Once he began shooting these moments, their roles shifted. “He didn’t like being the subject, but he liked participating,” Archibald says. When shown a photo of such behavior, the boy would suggest doing it in another way or another place—both of them were interested in the process.Looking together at the back of the camera, “we had this mutual sense of discovery,” Archibald says. “It took me out of the role of a dad, and taught me to accept his differences.”

Elijah, receiving positive rather than negative attention for his rituals, could share something special with his dad and has started taking his own photos.

Most of all, though, Echolilia is a document of a father and son creating their own visual language.

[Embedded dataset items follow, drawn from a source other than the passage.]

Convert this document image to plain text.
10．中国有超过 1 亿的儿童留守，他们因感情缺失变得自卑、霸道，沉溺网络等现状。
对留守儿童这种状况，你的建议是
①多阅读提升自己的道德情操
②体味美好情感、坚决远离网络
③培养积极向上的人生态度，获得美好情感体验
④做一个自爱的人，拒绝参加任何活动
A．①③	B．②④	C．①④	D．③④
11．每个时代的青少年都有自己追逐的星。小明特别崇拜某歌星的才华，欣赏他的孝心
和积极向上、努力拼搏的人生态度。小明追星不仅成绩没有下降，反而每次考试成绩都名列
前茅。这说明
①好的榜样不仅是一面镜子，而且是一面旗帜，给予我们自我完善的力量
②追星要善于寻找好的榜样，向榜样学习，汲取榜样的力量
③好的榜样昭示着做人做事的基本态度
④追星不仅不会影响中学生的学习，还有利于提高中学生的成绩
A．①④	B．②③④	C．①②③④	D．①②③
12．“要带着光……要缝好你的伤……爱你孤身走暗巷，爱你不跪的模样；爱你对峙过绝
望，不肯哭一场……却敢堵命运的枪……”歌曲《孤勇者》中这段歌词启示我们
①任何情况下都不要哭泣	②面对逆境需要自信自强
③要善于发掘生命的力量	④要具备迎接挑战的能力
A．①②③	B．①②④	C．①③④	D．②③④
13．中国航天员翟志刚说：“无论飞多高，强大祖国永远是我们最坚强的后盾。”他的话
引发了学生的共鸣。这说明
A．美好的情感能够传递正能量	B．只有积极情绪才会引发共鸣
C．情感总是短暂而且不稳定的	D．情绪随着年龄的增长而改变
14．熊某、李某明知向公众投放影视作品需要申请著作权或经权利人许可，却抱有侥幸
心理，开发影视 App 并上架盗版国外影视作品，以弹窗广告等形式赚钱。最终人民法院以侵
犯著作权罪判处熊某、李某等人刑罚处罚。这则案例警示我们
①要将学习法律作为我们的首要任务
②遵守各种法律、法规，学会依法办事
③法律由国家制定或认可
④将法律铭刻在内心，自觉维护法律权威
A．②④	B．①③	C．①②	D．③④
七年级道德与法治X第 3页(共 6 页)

Archibald’s photos have appeared in Time_,_ Forbes_, and_ Smithsonian_. See more at timothyarchibald.com._

Funnel

Funnel

There is a quality of utter distractedness that Eli often times exhibited, punctuated by times of hyper focus – this type of mental focus that no one could break him free of. This image that resulted when he realized the kitchen funnel fit perfectly around his head seemed to represent in a visual manner this quality of hyper focus.
Notes From The Appointment

Notes From The Appointment

As all of our concerns began steering to Eli and what made him different, I began to collect our notes and items that seemed to document our days. Here was a note page from an appointment we made with a specialist, paired with an everyday mundane part of childhood – this simple band-aid.
The Scary Eyes

The Scary Eyes

One Halloween Eli became preoccupied with a cheap pair of plastic eyes that fit over his own. They allowed him to look radically different to his toddler brother, pets, and friends – confusing them and scaring them to Eli’s great amusement. There was something with that action and role-play that stuck with me: he seemed to enjoy the power that came with being different, even for just a day.
Spaceman 2

Spaceman 2

Always having an unending curious nature about all things mechanical, Eli here is exploring the workings of his gumball machine.
Closed System

Closed System

I had come home for the day and realized that Eli had discovered that he could blow into one end of the vacuum hose and hear the sounds and vibrations amplified thru the other end of the house. He was doing it over and over and over and finally we asked him to do it outside. It was summer, it was warm, and as I watched him doing it out in the land, amidst cement and trees and dirt and leaves, it started to look like a metaphor. A metaphor for what? Well, I don’t know, but it seemed to reference listening closely to yourself, speaking only so you can hear yourself, and the feeling of being totally at peace with that closed system you have created. We tried the shot in a variety of places, but this dark soil area surrounded him in a way that seemed totally fitting.
Elijah In A Fairy Tale

Elijah In A Fairy Tale

One evening Eli and his brother were playing in the living room. They had dumped all of the toys out of their plastic toy bin and laid them out on the floor. Eli got intrigued with the idea that he could fit his entire body into the plastic container – it contained him perfectly. We talked about making that photograph the next day when the sun was filling the room, thinking it would make a great shot. The following day I picked him and his brother up from school and had the container where I wanted it – in the beautiful light. His brother was watching TV behind us as Eli and I began making the photographs, thinking it would be like he was a baby, naked in the mom’s womb. He got in and starting adjusting his hands, his toes, his legs, his head with tiny movements. He’d pop out, come over to the digital camera, look at the shots, and rework his pose. The shoot lasted roughly 10 minutes, and then we made lunch.
Front Lawn

Front Lawn

Eli loves to have his senses stimulated. When the iPod came into his hands his favored state was one depicted here: back down to the scratchy ground, face up to the sky, and music filling his ears. Striking to view at sunset, or even mid day for that matter. We made this photograph one pretty fall evening when he was eight…the last image for the project.